East Timor International Support Center PO Box 651, Nightcliff, Darwin, NT0814, Australia web-site

ETISC Position Paper August 27, 1998

The starting point for the UN in East Timor must be a referendum

Politics is about two things: 1) the art of the possible, 2) doing what is right, legally or morally.

The United Nations is succeeding in neither of these two areas in its attempt to find a solution to the East Timor problem.

First - the politics. There are three players - Indonesia, Portugal, and the East Timorese. Indonesia wants to keep hold of East Timor, possibly as an autonomous state, whilst the other two parties to the dispute, Portugal and the East Timorese, want a referendum, and will be guided by the will of the people.

The United Nations has taken as its starting point for the negotiations, according to a 26 August report, the study of various autonomy models, such as the Cook Islands, Aruba, and Hong Kong. In doing so it is clearly failing in its role as a mediator, by taking as the basis for the negotiations, a position which coincides precisely with the wishes of one of the three parties, and opposes the wishes of the other two parties. Not only is this wrong-headed and unjust, but it is flying in the face of political reality, that politics is the art of the possible. Such an approach will not lead to a "just and comprehensive solution".

Equally profitless is the UN desire to shun the universally accepted and democratic means for judging the will of the people - namely a referendum. Should the United Nations be pandering to the political sensitivities of the minority players, Portugal and Indonesia, at the expense of gauging the will of the majority player, namely the East Timorese - the ones who are the very raison d'Ítre of the dispute, the ones who are affected by, and must live with, the ultimate decision? For the United Nations to imagine that negotiations based on listening to the loud voices of the "big boys" and ignoring the voices of the "little people" will in fact yield results acceptable to all three parties, is particularly bone-headed. This UN approach will fail all three parties - and itself.

Second - doing what is right, legally or morally. Have the United Nations representatives forgotten what created the East Timor problem? It was the invasion of East Timor by Indonesia, one of the three parties in the dispute. This was, and still is, according to international law, illegal. The United Nations therefore, in its role as mediator, peace-keeper and guardian of international Conventions, must endeavour to right the wrongs that have been committed by Indonesia.

The United Nations cannot afford to ignore the spirit of the United Nations Charter, its own charter, nor the illegality of unprovoked invasion. If the UN ignores the law, and the fate of those illegally wronged, who can the poor and weak turn to for redress, or justice?
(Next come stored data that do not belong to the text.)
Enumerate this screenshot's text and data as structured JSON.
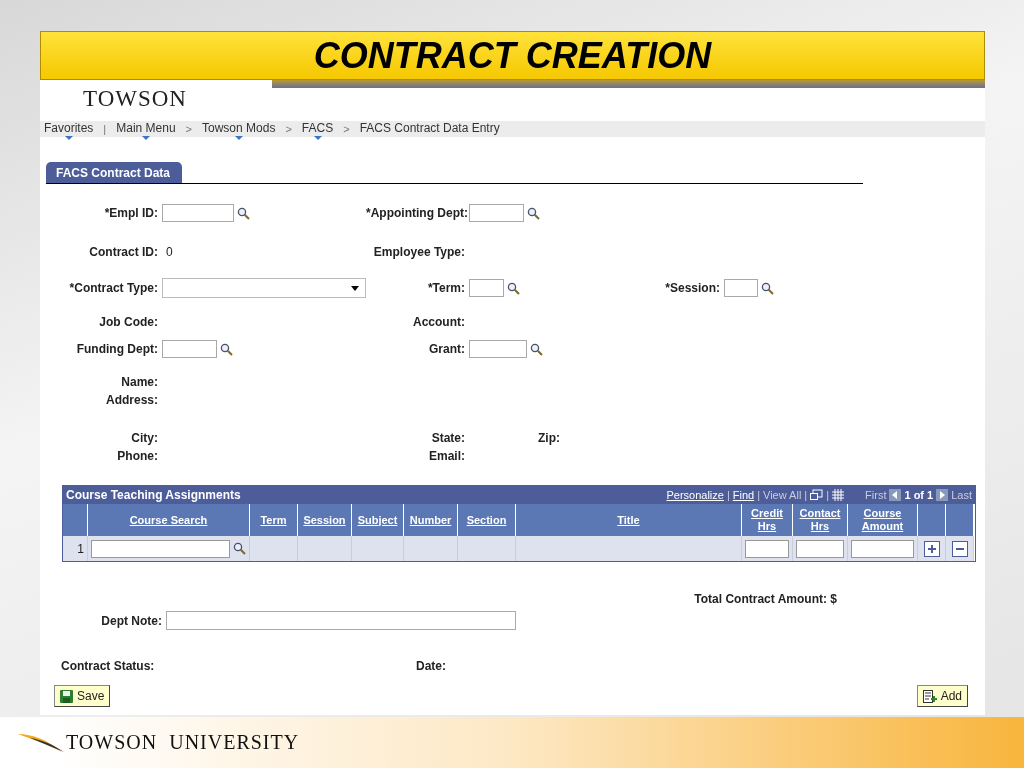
{
  "slide_title": "CONTRACT CREATION",
  "logo": "TOWSON",
  "breadcrumbs": [
    {
      "label": "Favorites",
      "menu": true
    },
    {
      "separator": "|",
      "label": "Main Menu",
      "menu": true
    },
    {
      "separator": ">",
      "label": "Towson Mods",
      "menu": true
    },
    {
      "separator": ">",
      "label": "FACS",
      "menu": true
    },
    {
      "separator": ">",
      "label": "FACS Contract Data Entry",
      "menu": false
    }
  ],
  "tab": {
    "label": "FACS Contract Data",
    "selected": true
  },
  "rows": [
    {
      "col1": {
        "label": "*Empl ID:",
        "kind": "lookup"
      },
      "col2": {
        "label": "*Appointing Dept:",
        "kind": "lookup"
      }
    },
    {
      "col1": {
        "label": "Contract ID:",
        "kind": "display",
        "value": "0"
      },
      "col2": {
        "label": "Employee Type:",
        "kind": "display"
      }
    },
    {
      "col1": {
        "label": "*Contract Type:",
        "kind": "select"
      },
      "col2": {
        "label": "*Term:",
        "kind": "lookup"
      },
      "col3": {
        "label": "*Session:",
        "kind": "lookup"
      }
    },
    {
      "col1": {
        "label": "Job Code:",
        "kind": "display"
      },
      "col2": {
        "label": "Account:",
        "kind": "display"
      }
    },
    {
      "col1": {
        "label": "Funding Dept:",
        "kind": "lookup"
      },
      "col2": {
        "label": "Grant:",
        "kind": "lookup"
      }
    },
    {
      "col1": {
        "label": "Name:",
        "kind": "display"
      }
    },
    {
      "col1": {
        "label": "Address:",
        "kind": "display"
      }
    },
    {
      "col1": {
        "label": "City:",
        "kind": "display"
      },
      "col2": {
        "label": "State:",
        "kind": "display",
        "extra": "Zip:"
      }
    },
    {
      "col1": {
        "label": "Phone:",
        "kind": "display"
      },
      "col2": {
        "label": "Email:",
        "kind": "display"
      }
    }
  ],
  "grid": {
    "title": "Course Teaching Assignments",
    "links": [
      {
        "label": "Personalize",
        "separator": "|"
      },
      {
        "label": "Find",
        "separator": "|"
      }
    ],
    "view_all": {
      "label": "View All",
      "separator": "|"
    },
    "icon_separator": "|",
    "first": "First",
    "count": "1 of 1",
    "last": "Last",
    "columns": [
      {
        "kind": "number"
      },
      {
        "label": "Course Search",
        "kind": "lookup"
      },
      {
        "label": "Term",
        "kind": "text"
      },
      {
        "label": "Session",
        "kind": "text"
      },
      {
        "label": "Subject",
        "kind": "text"
      },
      {
        "label": "Number",
        "kind": "text"
      },
      {
        "label": "Section",
        "kind": "text"
      },
      {
        "label": "Title",
        "kind": "text"
      },
      {
        "label": "Credit Hrs",
        "kind": "input"
      },
      {
        "label": "Contact Hrs",
        "kind": "input"
      },
      {
        "label": "Course Amount",
        "kind": "input"
      },
      {
        "kind": "add"
      },
      {
        "kind": "delete"
      }
    ],
    "rows": [
      {
        "number": "1"
      }
    ]
  },
  "total_label": "Total Contract Amount: $",
  "dept_note_label": "Dept Note:",
  "status_label": "Contract Status:",
  "date_label": "Date:",
  "save_button": "Save",
  "add_button": "Add",
  "footer": "TOWSON  UNIVERSITY"
}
But proceeding further, it must also be asked if the UN has forgotten the resolutions passed in the General Assembly and the Security Council in 1975 and 1976, which constitute the very reason that Kofi Annan and Jamsheed Marker are currently endeavouring to find a solution to the East Timor problem? Had there been no resolutions by the world body, then this would not now be a UN issue. Had the world body at some point passed a resolution approving of the Indonesian annexation, then this would no longer be a United Nations issue. But the world's highest body HAS passed resolutions condemning Indonesia and demanding withdrawal from East Timor, and it has NEVER approved of the annexation.
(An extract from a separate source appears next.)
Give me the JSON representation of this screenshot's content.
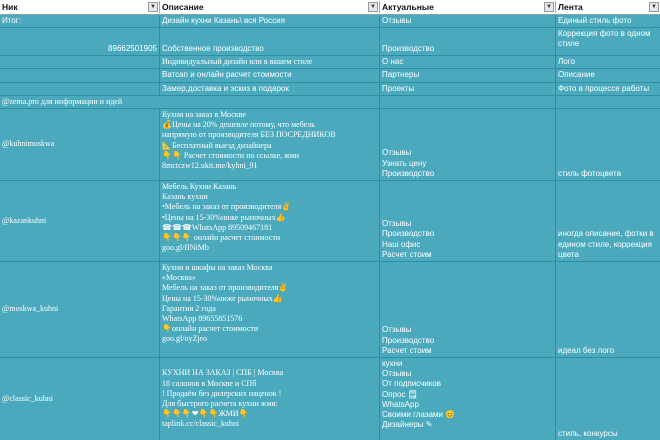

Such a systematic history of world opposition to Indonesia, as expressed in UN resolutions, therefore allows the Secretary General no alternative but to strive hard to honour those resolutions, and seek the withdrawal of Indonesia. That Indonesia has been in East Timor for 23 years is irrelevant, in legal and moral terms. Withdrawal means simply withdrawal - withdrawal of all troops and all sovereignty, over a land that was never part of Indonesia, either in 1975 or ever before that. Indonesia is an invader, not an equal party in the dispute.
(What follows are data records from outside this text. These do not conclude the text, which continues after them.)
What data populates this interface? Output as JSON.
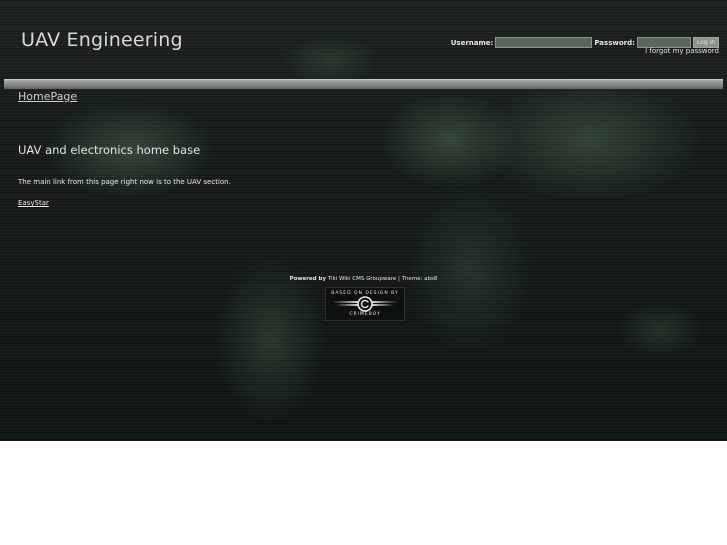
{
  "header": {
    "site_title": "UAV Engineering"
  },
  "login": {
    "username_label": "Username:",
    "password_label": "Password:",
    "username_value": "",
    "password_value": "",
    "login_button": "Log in",
    "forgot_link": "I forgot my password"
  },
  "breadcrumb": {
    "page": "HomePage"
  },
  "content": {
    "heading": "UAV and electronics home base",
    "paragraph": "The main link from this page right now is to the UAV section.",
    "link": "EasyStar"
  },
  "footer": {
    "powered_by": "Powered by",
    "powered_rest": "Tiki Wiki CMS Groupware | Theme: abs8",
    "badge_top": "BASED ON DESIGN BY",
    "badge_bottom": "CRIMEBOY"
  }
}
The United Nations clearly needs a new starting point for its negotiations, and one that is very different from the futile exercise of laying three documents on the table - about the autonomous territories of the Cook Islands, Aruba, and Hong Kong. In any move towards negotiations and a new status for East Timor, two important conditions must be met:

1) The possibility that the people most directly and deeply affected by decisions will have the opportunity to express their view. This means the East Timorese. 2) The opportunity for East Timor to gain any one of the three states which have been part of the discussion so far, namely: a) integration into Indonesia b) an autonomous territory within Indonesia c) independence

These conditions can be met simply. A referendum CAN be held. It is ludicrous to say that the East Timorese are not ready for a referendum, for after 23 years, they have become politically aware, and fully understand the options - integration, autonomy and independence - and what they mean. It is also wrong to suggest that mechanisms cannot be put in place for the holding of a referendum within the next 12 months. The Indonesian forces can quickly be withdrawn, a UN peace-keeping force installed, and a UN commission established to prepare for and conduct a referendum. The choices in the referendum can be: 1) independence, 2) autonomy under Indonesia (powers to be negotiated), 3) integration with Indonesia, which would mean continuing with the current state. It would be fair to say that if one of the options obtained a clear majority over the other two options combined, then no party could feel wronged. If this was not the case, then there would be need for further UN negotiation which would take, as its starting point, not the autonomy option which is the current UN approach, but rather the position which won the most votes in the referendum.

Two points need to be reiterated. First, the current UN starting point of discussing various autonomous models is wrong. The starting point ought to be the position which gains the highest number of votes in a people's referendum. After this the detail can be discussed. Second, a referendum not only should be held, but most certainly can be held. Speed is essential. Let the people speak - as soon as 1999.